Take OpenAI, a star company in the industry, as an example. After launching a number of leading large models such as Sora, in July this year, some media quoted insiders and undisclosed internal financial data analysis as saying that OpenAI may face a huge loss of up to US$5 billion this year. The company's annual revenue is estimated to be between US$3.5 billion and US$4.5 billion, far lower than its operating costs.

At the same time, the domestic video model seems to be a bit "anxious" in commercialization. On July 30, Keling launched a global membership system, which is similar to the membership system it launched in the domestic market. For example, the monthly card is divided into three levels of US$10, US$37 and US$92, which can generate about 66, 300 and 800 5-second videos respectively.

The reporter of Daily Economic News noticed that Jimeng has also launched a membership system, with different subscription methods for basic membership, including 79 yuan per month, 69 yuan for continuous monthly subscription, and 659 yuan for annual subscription. Specifically, basic members can use 505 points to generate about 2020 pictures or 168 AI videos per month. In addition, standard membership with 2020 points per month and premium membership with 6555 points per month will be launched soon.

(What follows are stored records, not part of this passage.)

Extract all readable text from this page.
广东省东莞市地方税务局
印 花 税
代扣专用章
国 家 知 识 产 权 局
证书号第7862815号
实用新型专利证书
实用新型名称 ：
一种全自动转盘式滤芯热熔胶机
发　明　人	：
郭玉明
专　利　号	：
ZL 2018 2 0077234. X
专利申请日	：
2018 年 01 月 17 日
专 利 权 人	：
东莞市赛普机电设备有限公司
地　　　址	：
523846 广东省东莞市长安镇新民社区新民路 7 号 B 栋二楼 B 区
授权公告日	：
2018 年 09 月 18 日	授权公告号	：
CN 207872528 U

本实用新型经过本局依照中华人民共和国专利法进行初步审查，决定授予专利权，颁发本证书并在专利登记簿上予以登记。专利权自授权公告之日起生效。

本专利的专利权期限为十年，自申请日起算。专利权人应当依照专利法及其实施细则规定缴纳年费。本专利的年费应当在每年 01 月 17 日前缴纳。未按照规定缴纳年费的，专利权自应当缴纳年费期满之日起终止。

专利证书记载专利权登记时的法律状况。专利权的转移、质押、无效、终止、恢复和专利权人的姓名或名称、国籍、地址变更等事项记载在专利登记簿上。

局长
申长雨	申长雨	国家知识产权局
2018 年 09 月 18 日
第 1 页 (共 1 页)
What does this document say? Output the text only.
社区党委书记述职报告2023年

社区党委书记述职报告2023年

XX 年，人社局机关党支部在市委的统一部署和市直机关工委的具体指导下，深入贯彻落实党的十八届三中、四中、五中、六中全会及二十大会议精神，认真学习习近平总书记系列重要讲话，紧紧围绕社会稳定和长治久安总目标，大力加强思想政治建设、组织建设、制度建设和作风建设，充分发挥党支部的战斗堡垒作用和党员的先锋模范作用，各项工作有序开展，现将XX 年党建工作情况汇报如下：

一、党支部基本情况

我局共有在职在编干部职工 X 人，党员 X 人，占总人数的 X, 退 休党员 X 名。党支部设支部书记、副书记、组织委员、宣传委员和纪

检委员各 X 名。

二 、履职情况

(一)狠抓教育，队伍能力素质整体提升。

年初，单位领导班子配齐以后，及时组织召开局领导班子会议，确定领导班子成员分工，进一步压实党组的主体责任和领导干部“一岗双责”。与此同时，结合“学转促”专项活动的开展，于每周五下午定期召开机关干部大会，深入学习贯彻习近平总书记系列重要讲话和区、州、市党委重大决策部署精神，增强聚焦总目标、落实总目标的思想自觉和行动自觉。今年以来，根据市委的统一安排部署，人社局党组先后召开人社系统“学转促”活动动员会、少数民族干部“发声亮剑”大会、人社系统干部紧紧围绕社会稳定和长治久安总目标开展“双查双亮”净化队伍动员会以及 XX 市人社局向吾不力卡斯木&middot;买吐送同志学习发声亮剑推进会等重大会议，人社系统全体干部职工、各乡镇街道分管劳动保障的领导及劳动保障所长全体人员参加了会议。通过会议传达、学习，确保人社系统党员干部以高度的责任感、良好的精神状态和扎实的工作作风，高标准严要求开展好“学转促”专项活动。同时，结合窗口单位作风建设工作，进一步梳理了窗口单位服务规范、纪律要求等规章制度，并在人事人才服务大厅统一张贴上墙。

"Due to the high model training and inference costs of large AI models, coupled with the relatively scattered demand for AI tools among C-end users and their insufficient willingness to pay, the commercialization of large video models in the C-end market will still face a long incubation period." Chen Chen believes that for the C-end market, the commercialization of large video models still has a long way to go.

From the perspective of the B-end market, Chen Chen told the reporter of "Daily Economic News" that "for the B-end, the AI ​​technology revolution is reshaping the original workflow, compressing redundant links and triggering new demands for creative tools. In this process, AI video large models can be gradually combined with existing film and television production, advertising creativity, and media content planning to assist in the automation of complex processes and intelligent content production. Whether the model capabilities can be effectively embedded in the actual workflow, bringing substantial efficiency improvements and cost reductions, is a key factor in building commercial capabilities."

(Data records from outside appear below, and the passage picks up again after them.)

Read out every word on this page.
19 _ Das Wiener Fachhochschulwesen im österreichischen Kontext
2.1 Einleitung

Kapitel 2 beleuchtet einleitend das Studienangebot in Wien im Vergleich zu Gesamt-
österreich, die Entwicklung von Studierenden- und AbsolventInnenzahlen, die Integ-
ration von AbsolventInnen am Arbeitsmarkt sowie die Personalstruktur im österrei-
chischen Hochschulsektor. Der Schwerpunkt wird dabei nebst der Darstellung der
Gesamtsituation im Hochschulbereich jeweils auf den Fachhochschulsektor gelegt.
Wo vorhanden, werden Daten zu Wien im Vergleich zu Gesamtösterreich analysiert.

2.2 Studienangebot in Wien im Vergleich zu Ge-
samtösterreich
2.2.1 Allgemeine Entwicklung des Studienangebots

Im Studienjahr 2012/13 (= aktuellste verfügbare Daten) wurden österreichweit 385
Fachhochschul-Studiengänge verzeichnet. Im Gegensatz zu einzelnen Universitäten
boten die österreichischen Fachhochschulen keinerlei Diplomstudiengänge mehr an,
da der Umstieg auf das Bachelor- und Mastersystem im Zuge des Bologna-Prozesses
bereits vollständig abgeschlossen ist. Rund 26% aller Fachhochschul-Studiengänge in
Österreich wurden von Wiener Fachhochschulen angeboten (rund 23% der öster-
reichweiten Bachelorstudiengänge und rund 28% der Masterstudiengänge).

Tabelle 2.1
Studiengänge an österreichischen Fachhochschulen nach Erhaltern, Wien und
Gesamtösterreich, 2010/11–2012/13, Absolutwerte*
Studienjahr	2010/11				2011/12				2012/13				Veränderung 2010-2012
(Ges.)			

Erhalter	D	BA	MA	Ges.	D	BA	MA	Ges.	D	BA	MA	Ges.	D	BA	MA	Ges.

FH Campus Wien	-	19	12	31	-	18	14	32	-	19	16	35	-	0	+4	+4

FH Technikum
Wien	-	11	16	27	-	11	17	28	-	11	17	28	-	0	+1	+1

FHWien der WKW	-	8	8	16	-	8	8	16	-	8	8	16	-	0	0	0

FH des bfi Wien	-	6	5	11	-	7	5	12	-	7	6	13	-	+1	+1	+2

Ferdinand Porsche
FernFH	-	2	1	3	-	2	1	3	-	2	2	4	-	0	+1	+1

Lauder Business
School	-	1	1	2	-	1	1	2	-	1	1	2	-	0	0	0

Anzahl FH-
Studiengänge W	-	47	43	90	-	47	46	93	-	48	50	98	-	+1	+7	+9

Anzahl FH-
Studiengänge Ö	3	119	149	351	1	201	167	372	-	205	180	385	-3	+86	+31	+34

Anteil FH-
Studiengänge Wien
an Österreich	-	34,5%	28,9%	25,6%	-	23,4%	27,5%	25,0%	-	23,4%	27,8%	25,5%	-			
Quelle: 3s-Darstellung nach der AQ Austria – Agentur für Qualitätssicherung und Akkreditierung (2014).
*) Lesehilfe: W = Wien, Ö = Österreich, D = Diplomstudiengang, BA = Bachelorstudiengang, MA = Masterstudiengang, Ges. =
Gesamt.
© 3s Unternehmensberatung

"We will gradually begin to explore the commercialization of Kimi, but it is not the current focus. The current focus is still on creating a next-generation model with more powerful capabilities." In August this year, Dark Side of the Moon said in an interview with a reporter from the "Daily Economic News" that it is not the time to focus on commercialization at this stage.

Perhaps, this is also true for the fledgling Jimeng, which still has milestones to reach and surpass. "Jimeng's current product functions and business models focus on serving UGC (user-generated content), and the ecological integration with Douyin will also be the focus of future development." Chen Chen said, "Perhaps direct benchmarking in technical parameters such as duration, frame rate, and picture details is not what Jimeng needs to pay most attention to at this stage. The key lies in the application landing and ecological integration capabilities."